In Bernie’s world, the idea of rights has been stretched from behaviors we are free to choose, to comprehensive clinical services we can demand. In our hearts we know this is wrong because it’s not sustainable. The idea that health care is a right comes with so many complex questions that it can’t possibly be defended intellectually as a traditional right: Are all possible procedures under the health care banner part of that right? Breast augmentation, nose jobs, and sex changes? If not, who decides? What about health concerns that arise out of stupidity or poor dietary choices? Which bureaucrats are designated to issue the annual list of the thousands of procedures we have rights to, and which we do not? Isn’t giving that decision-making power to a Washington bureaucrat frightening?
Lastly, if health care can be construed into a demandable and government-provided right, then what can’t be? Why is food not a fundamental right? Or Mobility? Should government provide groceries and cars to everyone? This can spin out of control very quickly.

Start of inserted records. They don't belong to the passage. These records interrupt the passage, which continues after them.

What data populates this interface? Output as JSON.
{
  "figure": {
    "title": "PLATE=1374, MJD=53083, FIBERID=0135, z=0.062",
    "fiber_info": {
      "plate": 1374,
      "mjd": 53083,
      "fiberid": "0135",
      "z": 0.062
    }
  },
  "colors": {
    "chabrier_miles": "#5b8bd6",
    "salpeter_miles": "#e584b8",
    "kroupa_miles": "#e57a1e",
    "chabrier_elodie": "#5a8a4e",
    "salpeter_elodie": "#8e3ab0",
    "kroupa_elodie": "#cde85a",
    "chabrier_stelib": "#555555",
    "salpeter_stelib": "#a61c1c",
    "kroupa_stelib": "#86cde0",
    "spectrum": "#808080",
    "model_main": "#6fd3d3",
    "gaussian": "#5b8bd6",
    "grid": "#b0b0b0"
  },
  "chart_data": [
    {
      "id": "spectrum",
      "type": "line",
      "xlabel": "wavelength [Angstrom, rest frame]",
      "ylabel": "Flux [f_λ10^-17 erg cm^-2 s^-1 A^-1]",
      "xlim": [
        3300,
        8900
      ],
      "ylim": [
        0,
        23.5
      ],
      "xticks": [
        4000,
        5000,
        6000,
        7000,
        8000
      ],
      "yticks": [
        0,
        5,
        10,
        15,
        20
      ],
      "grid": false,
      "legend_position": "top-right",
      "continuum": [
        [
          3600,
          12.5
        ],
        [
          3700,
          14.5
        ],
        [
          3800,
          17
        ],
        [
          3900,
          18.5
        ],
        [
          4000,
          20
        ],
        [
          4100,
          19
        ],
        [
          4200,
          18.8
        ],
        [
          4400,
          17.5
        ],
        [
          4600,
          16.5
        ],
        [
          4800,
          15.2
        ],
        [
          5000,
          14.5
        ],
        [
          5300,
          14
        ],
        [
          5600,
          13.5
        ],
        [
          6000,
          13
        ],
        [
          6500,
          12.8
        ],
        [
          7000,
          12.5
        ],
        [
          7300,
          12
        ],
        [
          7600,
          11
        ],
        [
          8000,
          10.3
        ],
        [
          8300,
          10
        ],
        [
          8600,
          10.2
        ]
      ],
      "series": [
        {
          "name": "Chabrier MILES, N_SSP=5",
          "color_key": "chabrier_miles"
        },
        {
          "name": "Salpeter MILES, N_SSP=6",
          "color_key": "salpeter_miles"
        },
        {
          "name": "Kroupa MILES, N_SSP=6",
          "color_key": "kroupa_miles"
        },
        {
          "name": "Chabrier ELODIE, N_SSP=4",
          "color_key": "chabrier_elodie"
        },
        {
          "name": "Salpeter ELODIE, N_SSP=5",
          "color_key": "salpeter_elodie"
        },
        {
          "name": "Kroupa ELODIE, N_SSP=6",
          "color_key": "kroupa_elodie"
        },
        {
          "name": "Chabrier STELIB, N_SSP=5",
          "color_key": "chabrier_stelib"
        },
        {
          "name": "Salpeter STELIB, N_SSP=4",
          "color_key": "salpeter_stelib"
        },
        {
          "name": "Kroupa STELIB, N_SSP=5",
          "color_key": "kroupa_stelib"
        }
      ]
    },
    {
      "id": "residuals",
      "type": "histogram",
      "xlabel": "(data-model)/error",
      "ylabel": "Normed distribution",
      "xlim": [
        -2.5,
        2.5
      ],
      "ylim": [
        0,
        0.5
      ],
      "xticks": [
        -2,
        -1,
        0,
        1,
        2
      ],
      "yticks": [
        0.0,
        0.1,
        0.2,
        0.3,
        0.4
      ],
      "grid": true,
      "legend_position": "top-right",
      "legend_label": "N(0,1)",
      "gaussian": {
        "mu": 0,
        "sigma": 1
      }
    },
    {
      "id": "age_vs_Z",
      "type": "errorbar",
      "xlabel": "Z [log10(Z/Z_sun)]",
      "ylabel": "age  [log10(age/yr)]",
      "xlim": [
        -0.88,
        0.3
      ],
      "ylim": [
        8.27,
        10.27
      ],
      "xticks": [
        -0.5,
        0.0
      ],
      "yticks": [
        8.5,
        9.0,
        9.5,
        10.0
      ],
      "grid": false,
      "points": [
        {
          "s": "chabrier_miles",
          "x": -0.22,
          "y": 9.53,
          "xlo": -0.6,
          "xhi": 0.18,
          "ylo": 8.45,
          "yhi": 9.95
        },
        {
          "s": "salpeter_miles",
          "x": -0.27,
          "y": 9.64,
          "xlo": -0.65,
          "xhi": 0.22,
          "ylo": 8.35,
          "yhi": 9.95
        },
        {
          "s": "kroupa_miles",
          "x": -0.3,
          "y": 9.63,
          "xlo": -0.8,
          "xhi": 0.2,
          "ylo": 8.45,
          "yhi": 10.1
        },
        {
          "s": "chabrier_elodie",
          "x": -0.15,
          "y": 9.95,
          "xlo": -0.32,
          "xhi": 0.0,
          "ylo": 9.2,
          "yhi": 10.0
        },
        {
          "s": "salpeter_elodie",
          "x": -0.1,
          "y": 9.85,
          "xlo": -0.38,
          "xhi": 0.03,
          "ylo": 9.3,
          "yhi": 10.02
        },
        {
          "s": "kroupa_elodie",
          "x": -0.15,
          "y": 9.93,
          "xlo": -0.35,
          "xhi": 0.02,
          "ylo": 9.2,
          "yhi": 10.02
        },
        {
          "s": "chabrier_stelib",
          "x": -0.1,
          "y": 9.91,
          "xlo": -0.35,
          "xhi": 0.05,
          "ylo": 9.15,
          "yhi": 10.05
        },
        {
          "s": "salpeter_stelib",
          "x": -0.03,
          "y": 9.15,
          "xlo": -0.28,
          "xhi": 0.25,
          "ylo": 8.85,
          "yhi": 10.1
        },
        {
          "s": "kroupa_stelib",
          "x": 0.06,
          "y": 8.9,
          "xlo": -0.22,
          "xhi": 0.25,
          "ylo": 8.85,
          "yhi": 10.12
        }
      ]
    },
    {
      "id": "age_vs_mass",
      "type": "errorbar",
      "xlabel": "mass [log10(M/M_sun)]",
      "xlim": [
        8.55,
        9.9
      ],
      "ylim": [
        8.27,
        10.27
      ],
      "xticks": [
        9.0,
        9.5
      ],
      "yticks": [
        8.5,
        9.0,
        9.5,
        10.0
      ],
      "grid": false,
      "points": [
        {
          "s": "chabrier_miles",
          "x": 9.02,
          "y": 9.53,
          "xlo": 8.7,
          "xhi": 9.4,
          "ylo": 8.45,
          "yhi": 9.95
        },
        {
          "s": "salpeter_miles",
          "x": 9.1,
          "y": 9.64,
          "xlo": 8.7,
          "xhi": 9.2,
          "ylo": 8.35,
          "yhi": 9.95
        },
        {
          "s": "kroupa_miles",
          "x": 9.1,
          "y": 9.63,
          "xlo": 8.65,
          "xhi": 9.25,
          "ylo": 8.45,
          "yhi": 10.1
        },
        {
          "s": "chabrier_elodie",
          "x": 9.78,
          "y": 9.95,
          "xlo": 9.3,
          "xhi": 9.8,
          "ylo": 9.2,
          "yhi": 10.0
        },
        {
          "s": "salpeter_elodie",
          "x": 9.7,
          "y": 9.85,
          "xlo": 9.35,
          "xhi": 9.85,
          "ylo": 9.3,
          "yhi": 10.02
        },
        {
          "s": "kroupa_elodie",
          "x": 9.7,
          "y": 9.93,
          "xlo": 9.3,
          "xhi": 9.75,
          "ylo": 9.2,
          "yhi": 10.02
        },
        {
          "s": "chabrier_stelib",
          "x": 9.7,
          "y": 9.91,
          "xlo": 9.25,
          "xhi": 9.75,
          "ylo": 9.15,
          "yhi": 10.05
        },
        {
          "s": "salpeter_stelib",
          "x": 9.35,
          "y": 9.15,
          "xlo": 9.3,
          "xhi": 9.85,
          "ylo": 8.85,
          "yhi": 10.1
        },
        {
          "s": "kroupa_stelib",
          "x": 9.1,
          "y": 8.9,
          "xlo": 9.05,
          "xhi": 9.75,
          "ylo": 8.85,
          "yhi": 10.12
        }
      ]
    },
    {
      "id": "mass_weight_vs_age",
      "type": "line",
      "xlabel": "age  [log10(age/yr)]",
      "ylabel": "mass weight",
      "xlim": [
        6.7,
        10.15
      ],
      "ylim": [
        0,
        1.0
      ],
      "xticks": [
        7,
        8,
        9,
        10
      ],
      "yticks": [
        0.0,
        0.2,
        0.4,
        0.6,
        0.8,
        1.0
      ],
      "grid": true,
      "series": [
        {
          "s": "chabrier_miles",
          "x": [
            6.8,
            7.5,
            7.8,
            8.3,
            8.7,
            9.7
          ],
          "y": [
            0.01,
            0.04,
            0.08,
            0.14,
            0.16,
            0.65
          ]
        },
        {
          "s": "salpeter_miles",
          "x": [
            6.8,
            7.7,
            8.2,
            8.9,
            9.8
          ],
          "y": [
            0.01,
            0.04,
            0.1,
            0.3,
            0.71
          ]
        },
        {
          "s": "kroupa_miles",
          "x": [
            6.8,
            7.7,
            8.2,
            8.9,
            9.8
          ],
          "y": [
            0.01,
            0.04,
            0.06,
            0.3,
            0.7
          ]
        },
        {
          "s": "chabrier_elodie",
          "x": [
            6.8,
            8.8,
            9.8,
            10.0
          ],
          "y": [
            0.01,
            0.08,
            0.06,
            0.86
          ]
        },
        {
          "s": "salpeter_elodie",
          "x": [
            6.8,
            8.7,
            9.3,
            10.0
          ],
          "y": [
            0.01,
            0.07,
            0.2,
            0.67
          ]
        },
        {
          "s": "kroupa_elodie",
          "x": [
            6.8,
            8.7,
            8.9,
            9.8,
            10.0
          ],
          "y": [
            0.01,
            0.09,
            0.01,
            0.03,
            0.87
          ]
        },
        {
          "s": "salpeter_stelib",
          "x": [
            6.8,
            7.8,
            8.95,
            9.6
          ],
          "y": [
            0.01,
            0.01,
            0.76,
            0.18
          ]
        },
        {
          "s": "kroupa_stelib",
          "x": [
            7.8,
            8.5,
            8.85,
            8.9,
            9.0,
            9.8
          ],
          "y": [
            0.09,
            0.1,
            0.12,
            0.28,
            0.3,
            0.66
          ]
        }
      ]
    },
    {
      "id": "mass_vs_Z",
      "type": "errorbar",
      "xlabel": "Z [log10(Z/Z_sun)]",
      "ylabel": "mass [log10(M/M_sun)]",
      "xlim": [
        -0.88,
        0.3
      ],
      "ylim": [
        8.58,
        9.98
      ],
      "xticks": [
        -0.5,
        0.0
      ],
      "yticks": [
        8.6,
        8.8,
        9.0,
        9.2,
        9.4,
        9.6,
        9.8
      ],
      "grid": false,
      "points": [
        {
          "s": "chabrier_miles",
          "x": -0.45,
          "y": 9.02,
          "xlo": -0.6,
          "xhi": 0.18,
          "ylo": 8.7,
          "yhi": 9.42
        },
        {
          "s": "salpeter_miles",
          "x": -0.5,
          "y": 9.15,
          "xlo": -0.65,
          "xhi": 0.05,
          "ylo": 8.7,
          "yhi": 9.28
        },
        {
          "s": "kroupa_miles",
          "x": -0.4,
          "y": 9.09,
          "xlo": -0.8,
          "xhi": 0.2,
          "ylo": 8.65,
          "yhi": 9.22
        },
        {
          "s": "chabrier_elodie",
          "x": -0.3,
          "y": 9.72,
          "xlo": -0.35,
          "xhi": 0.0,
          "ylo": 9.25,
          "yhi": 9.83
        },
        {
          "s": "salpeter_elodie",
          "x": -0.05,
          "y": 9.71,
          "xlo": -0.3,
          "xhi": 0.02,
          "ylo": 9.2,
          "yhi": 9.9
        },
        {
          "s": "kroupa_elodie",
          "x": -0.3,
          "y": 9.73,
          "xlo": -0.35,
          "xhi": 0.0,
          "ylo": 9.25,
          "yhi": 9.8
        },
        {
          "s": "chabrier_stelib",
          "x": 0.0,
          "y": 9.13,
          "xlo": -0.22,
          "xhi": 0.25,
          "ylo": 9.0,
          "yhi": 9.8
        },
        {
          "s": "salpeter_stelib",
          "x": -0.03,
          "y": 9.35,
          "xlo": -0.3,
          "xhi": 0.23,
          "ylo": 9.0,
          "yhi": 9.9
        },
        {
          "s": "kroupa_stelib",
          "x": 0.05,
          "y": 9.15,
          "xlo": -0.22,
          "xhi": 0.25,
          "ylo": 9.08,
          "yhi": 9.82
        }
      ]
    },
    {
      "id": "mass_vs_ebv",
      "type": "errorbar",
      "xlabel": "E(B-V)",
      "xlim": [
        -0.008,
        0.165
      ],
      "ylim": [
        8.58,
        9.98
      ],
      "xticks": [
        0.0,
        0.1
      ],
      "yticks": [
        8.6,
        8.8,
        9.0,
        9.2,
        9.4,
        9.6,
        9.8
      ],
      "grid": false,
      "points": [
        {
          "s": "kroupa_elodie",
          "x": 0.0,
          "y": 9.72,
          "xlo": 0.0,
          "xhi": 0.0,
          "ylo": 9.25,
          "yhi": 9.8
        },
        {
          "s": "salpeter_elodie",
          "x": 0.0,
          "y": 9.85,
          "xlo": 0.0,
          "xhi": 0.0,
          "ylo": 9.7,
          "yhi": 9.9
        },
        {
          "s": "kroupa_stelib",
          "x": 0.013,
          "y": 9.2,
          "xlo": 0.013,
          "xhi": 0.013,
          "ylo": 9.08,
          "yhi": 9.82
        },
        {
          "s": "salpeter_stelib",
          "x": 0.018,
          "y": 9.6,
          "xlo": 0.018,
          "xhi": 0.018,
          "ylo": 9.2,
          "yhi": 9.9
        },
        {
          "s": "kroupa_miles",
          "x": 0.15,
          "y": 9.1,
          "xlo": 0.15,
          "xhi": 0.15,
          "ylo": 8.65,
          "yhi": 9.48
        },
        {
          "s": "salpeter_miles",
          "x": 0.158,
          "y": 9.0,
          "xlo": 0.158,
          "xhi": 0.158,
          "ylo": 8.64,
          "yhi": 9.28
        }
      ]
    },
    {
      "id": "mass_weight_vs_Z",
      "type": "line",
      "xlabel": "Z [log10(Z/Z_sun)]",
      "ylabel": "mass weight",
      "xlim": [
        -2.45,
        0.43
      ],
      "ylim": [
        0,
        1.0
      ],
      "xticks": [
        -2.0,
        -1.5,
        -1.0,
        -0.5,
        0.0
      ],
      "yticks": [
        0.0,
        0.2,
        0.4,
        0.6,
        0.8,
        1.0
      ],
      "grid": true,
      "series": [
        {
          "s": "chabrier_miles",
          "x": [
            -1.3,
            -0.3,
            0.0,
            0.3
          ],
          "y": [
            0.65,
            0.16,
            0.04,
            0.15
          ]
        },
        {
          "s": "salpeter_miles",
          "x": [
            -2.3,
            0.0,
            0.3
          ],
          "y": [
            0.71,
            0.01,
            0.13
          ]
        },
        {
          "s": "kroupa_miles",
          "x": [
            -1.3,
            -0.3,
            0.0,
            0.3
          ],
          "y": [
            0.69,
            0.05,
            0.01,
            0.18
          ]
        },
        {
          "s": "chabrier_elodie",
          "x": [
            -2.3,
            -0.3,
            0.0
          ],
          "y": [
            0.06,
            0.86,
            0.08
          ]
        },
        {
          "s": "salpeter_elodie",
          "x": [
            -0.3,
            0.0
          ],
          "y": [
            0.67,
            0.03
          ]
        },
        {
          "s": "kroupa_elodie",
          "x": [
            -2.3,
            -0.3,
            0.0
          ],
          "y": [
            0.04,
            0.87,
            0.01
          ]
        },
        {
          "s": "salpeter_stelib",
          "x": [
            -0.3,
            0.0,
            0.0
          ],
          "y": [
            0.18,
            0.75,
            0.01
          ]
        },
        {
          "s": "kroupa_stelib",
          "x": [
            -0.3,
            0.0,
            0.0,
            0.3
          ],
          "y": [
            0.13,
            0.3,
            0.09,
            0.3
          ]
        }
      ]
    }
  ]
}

Do individuals have a right to pursue available health care? Absolutely. But to stubbornly insist that the collective owes comprehensive coverage to each individual who typically has significant control over the state of their own health — displays a sad lack of understanding about the basics of liberty.
Stretching the concept of rights to legitimize claiming the wealth of others and expanding the reach of government is not only absurd, it is a Pandora’s Box we do not want to open.